< !-- Google Tag Manager (noscript) -->

ACTA SLAVICA IAPONICA

Volume 16 (1998)

The Regional Problem and the Break-Up of the State:
The Case of Yugoslavia
*
Časlav Ocić

The Nature and the Scope of the Regional Problem
Regional Policies and Changes in the Institutional Framework
Regional Development Levels: Grouping of Regions
Structural Change: Shift-Share Analysis
Efficiency: Shift-Share Analysis
Interregional Relations: Autarky
Some Other Results of the Regions' Development
Regional Development Costs: Ratios of Investment
Interregional Income (Re)distribution
(D)evolution
Regional Convergence or Divergence?
Equality: The Failure of the Positive Discrimination Model
"The National Question" and Nationalism
Separatism: Economic and Political
Federalism
A Long Journey from Utopia to Dystopia
Selected Bibliography
Data Sources & Documents
Notes
Appendix  (1)  (2)

Regional Development Costs: Ratios of Investment

The ratio of investment to GNP is taken as a synthetic (and simplified) representation of regional development costs. Over the 1952-1990 period the share of investment in GNP (the investment rate) varied considerably both by subperiod and by region, ranging from 86.2% in Montenegro in the 1952-1960 subperiod to 17.4% in Vojvodina in the 1983-1990 subperiod. The investment rate by year ranged from 117.0% in Montenegro in 1954 to 16.6% in Vojvodina in 1990.
For the whole period the average rate of investment in Yugoslavia amounted to 20.4%. In other words, an average one fifth of the GNP was spent on investment throughout the period.
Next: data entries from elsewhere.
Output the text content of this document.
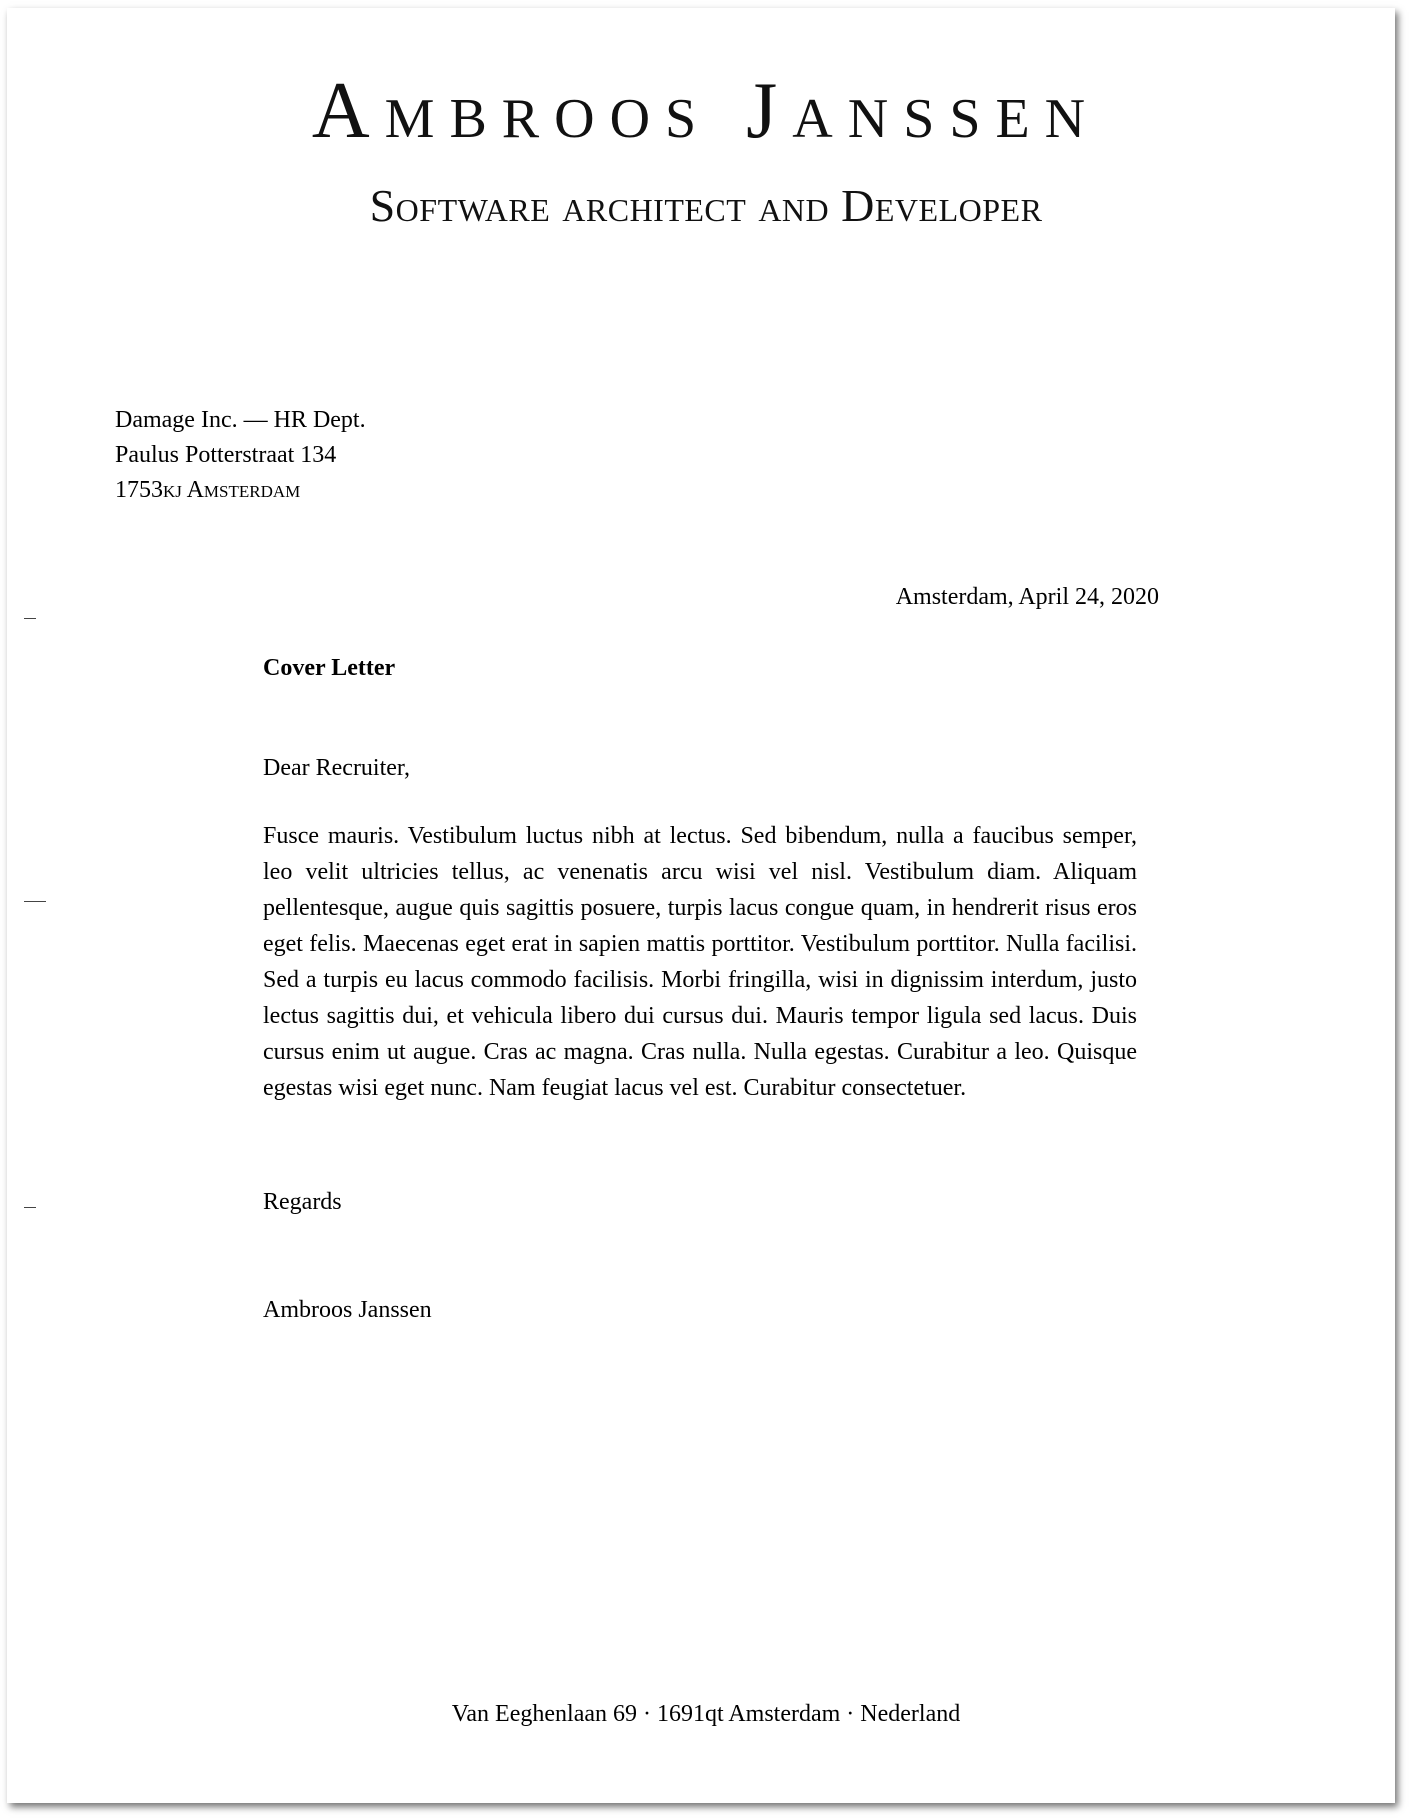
Ambroos Janssen
Software architect and Developer
Damage Inc. — HR Dept.
Paulus Potterstraat 134
1753kj Amsterdam
Amsterdam, April 24, 2020
Cover Letter
Dear Recruiter,
Fusce mauris. Vestibulum luctus nibh at lectus. Sed bibendum, nulla a faucibus semper, leo velit ultricies tellus, ac venenatis arcu wisi vel nisl. Vestibulum diam. Aliquam pellentesque, augue quis sagittis posuere, turpis lacus congue quam, in hendrerit risus eros eget felis. Maecenas eget erat in sapien mattis porttitor. Vestibulum porttitor. Nulla facilisi. Sed a turpis eu lacus commodo facilisis. Morbi fringilla, wisi in dignissim interdum, justo lectus sagittis dui, et vehicula libero dui cursus dui. Mauris tempor ligula sed lacus. Duis cursus enim ut augue. Cras ac magna. Cras nulla. Nulla egestas. Curabitur a leo. Quisque egestas wisi eget nunc. Nam feugiat lacus vel est. Curabitur consectetuer.
Regards
Ambroos Janssen
Van Eeghenlaan 69 · 1691qt Amsterdam · Nederland
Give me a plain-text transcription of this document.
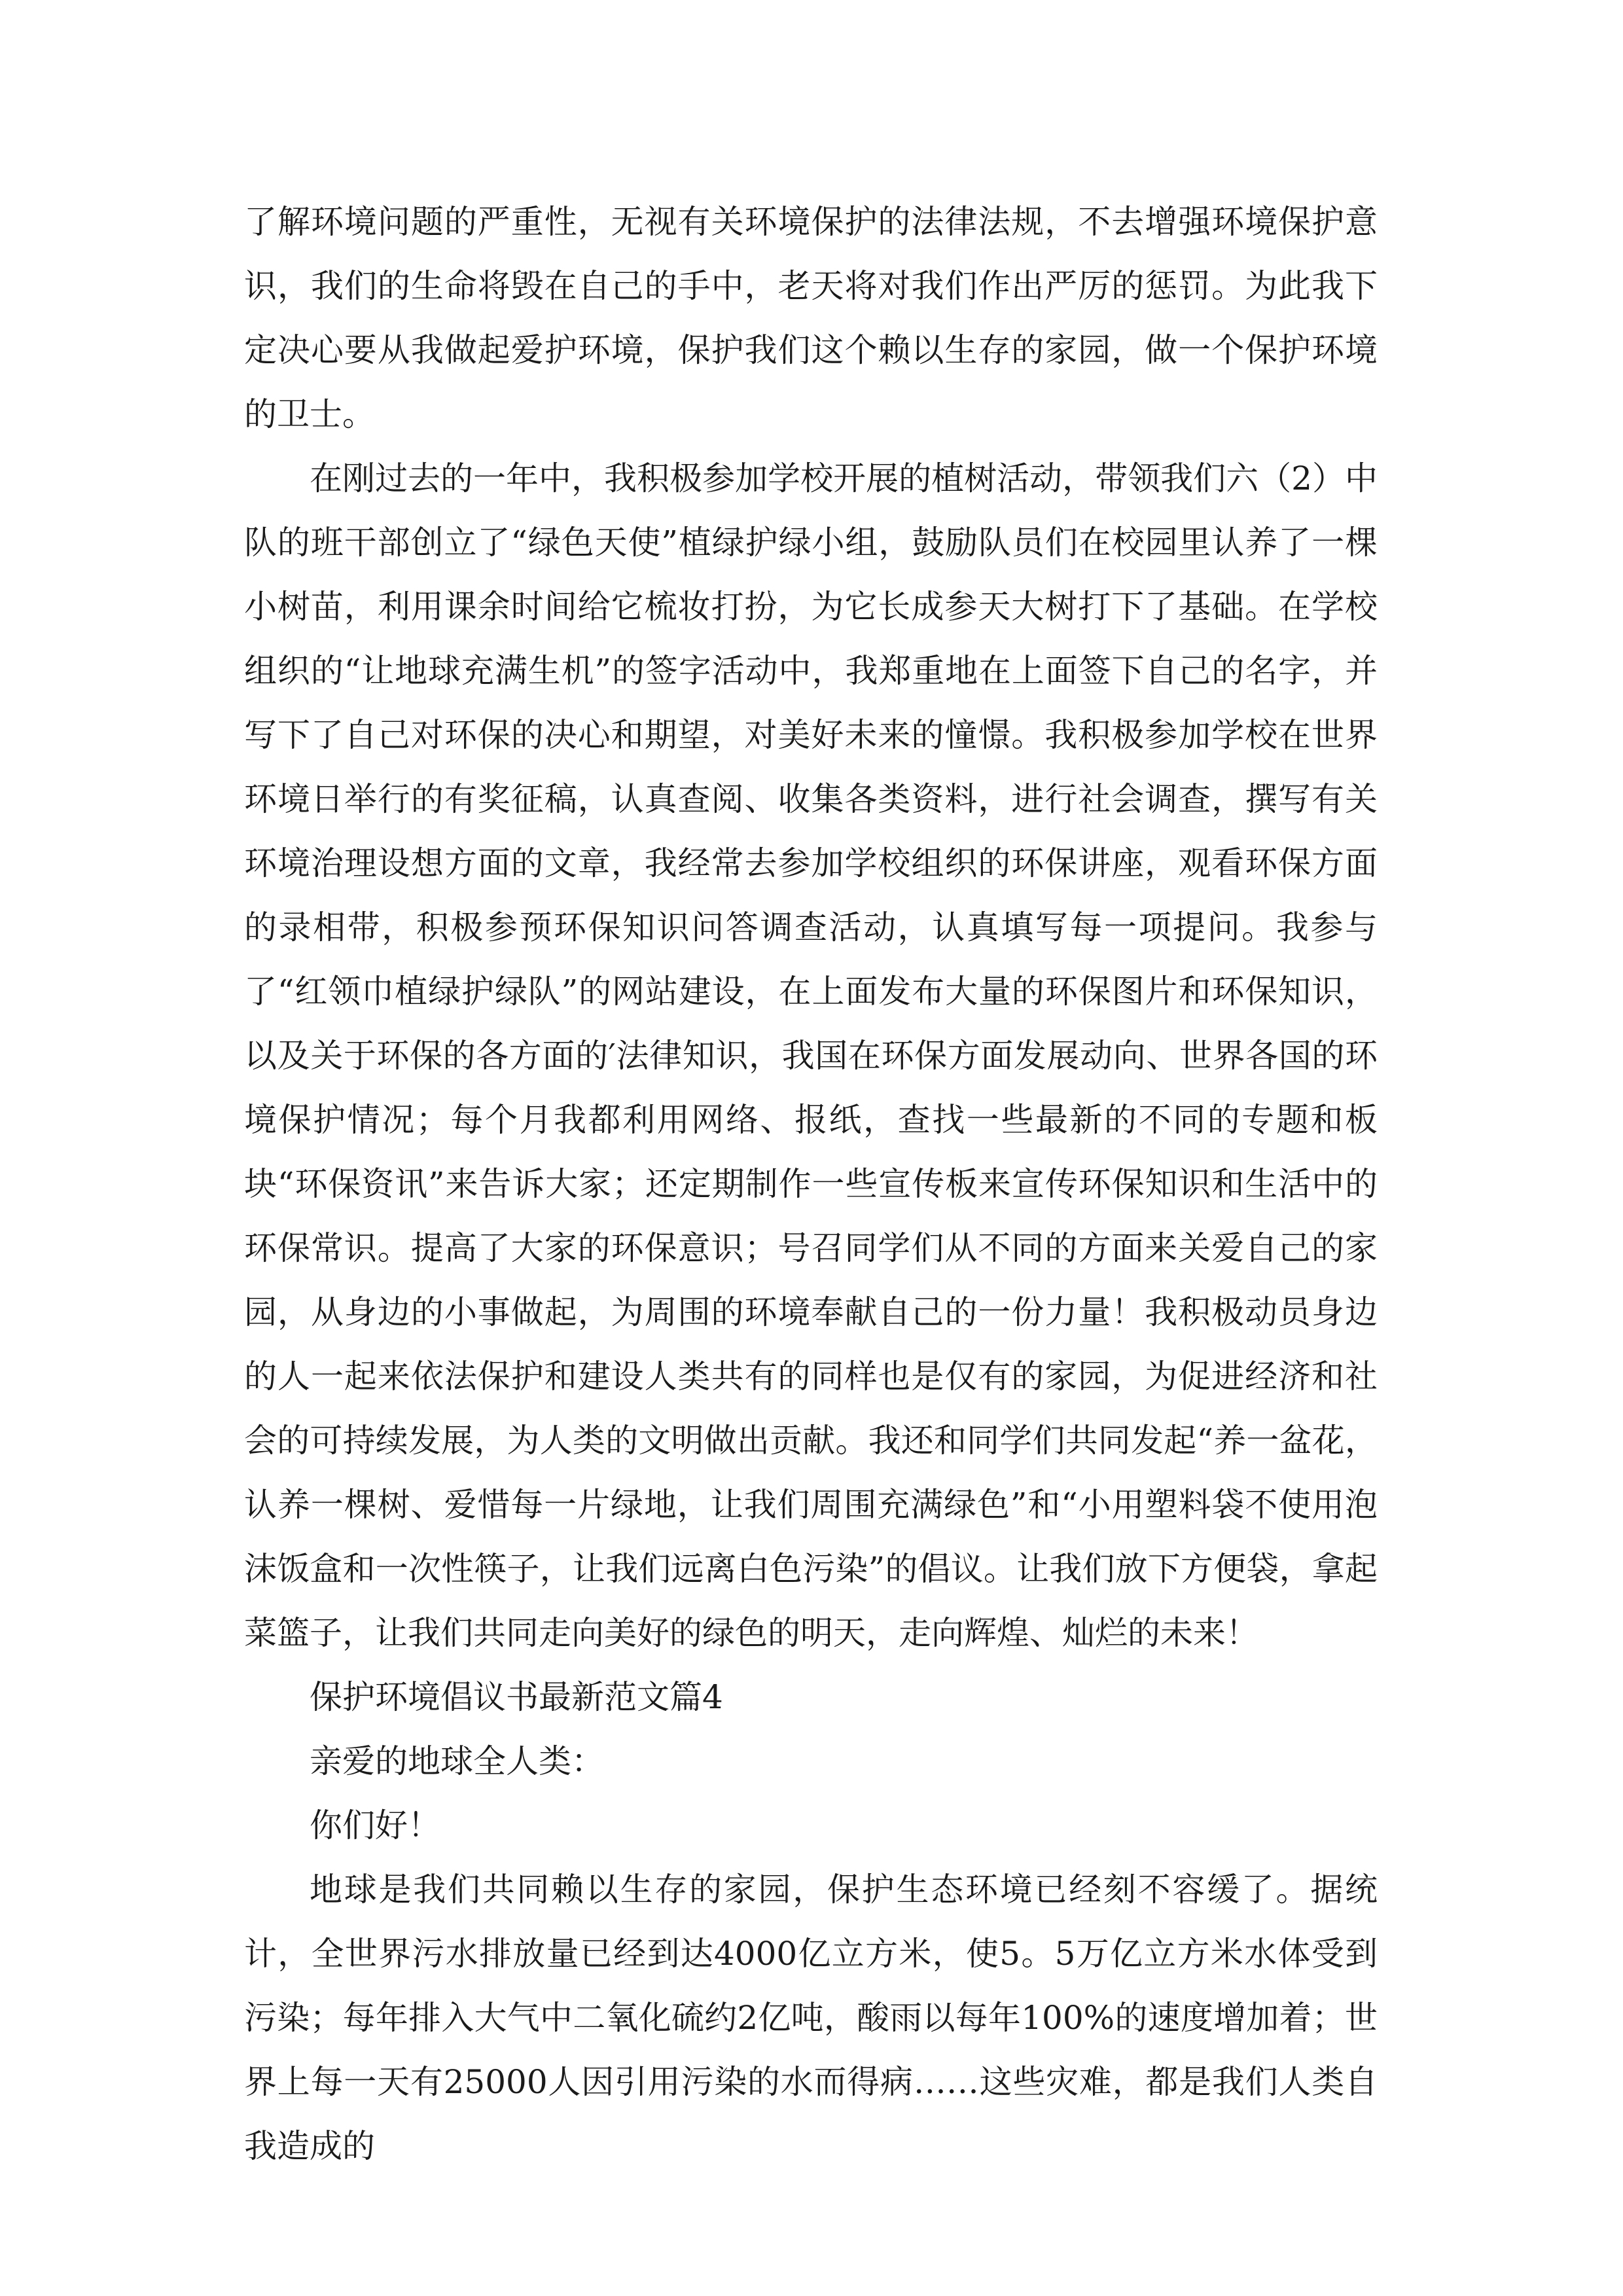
了解环境问题的严重性，无视有关环境保护的法律法规，不去增强环境保护意识，我们的生命将毁在自己的手中，老天将对我们作出严厉的惩罚。为此我下定决心要从我做起爱护环境，保护我们这个赖以生存的家园，做一个保护环境的卫士。

在刚过去的一年中，我积极参加学校开展的植树活动，带领我们六（2）中队的班干部创立了“绿色天使”植绿护绿小组，鼓励队员们在校园里认养了一棵小树苗，利用课余时间给它梳妆打扮，为它长成参天大树打下了基础。在学校组织的“让地球充满生机”的签字活动中，我郑重地在上面签下自己的名字，并写下了自己对环保的决心和期望，对美好未来的憧憬。我积极参加学校在世界环境日举行的有奖征稿，认真查阅、收集各类资料，进行社会调查，撰写有关环境治理设想方面的文章，我经常去参加学校组织的环保讲座，观看环保方面的录相带，积极参预环保知识问答调查活动，认真填写每一项提问。我参与了“红领巾植绿护绿队”的网站建设，在上面发布大量的环保图片和环保知识，以及关于环保的各方面的′法律知识，我国在环保方面发展动向、世界各国的环境保护情况；每个月我都利用网络、报纸，查找一些最新的不同的专题和板块“环保资讯”来告诉大家；还定期制作一些宣传板来宣传环保知识和生活中的环保常识。提高了大家的环保意识；号召同学们从不同的方面来关爱自己的家园，从身边的小事做起，为周围的环境奉献自己的一份力量！我积极动员身边的人一起来依法保护和建设人类共有的同样也是仅有的家园，为促进经济和社会的可持续发展，为人类的文明做出贡献。我还和同学们共同发起“养一盆花，认养一棵树、爱惜每一片绿地，让我们周围充满绿色”和“小用塑料袋不使用泡沫饭盒和一次性筷子，让我们远离白色污染”的倡议。让我们放下方便袋，拿起菜篮子，让我们共同走向美好的绿色的明天，走向辉煌、灿烂的未来！

保护环境倡议书最新范文篇4

亲爱的地球全人类：

你们好！

地球是我们共同赖以生存的家园，保护生态环境已经刻不容缓了。据统计，全世界污水排放量已经到达4000亿立方米，使5。5万亿立方米水体受到污染；每年排入大气中二氧化硫约2亿吨，酸雨以每年100%的速度增加着；世界上每一天有25000人因引用污染的水而得病……这些灾难，都是我们人类自我造成的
Above-average investment rates were achieved in Bosnia-Herzegovina, Montenegro, central Serbia and Kosovo-Metohia. The highest was the 29.7% investment rate of Kosovo-Metohia, and the lowest was the 18.0% investment rate of Vojvodina. The average investment rate was calculated cumulatively on the basis of GNP and investment in current prices. Although theoretically this is the best method of calculating average investment rates, in the case of Yugoslavia it considerably distorts the picture of the actual situation. The reason for this are extremely high inflation rates in the last decade of the observed period, which resulted in disproportionately greater weights being assigned to GNP in these years than in the previous ones. On the other hand, the last years were also characterized by a sharp decline in investment. Given all this, the average investment rate was low in proportion to the rates achieved before 1979.
In some regions the investment rate exceeded the upper limit that determines the so-called absorptive capacity of the economy. The maximum absorptive capacity is 40% of the investment in GNP. Particularly characteristic here are the cases of Montenegro and Kosovo-Metohia. The rate of investment for Montenegro exceeded the upper limit in all subperiods, except the last one, while that of Kosovo-Metohia fell below the limit only in the first and the last subperiods. In two years (1953 and 1954) investment in Montenegro even exceeded the GNP, while in 30 out of 37 years, more than 40% of GNP was spent on investment. The investment rate was above 40% in Kosovo-Metohia in 26 years, in Macedonia in 12 years, and in Bosnia-Herzegovina in 10 years. In central Serbia investment exceeded this limit in one year (1961). In other regions (Croatia, Slovenia and Vojvodina) in no year did the investment rate exceed 40% of the GNP.
The investment rate figures and trends by region clearly show the method by which regional policy was to achieve the declared objective: a rapid development of "the material base for productive forces"of all regions, along with a faster development of that of underdeveloped regions. Because of the inefficiency of investments, the investment boom under "soft budget constraints"(and universal arbitrariness), which peaked in the late 1970s, resulted first in the collapse of the economy, and then of the state.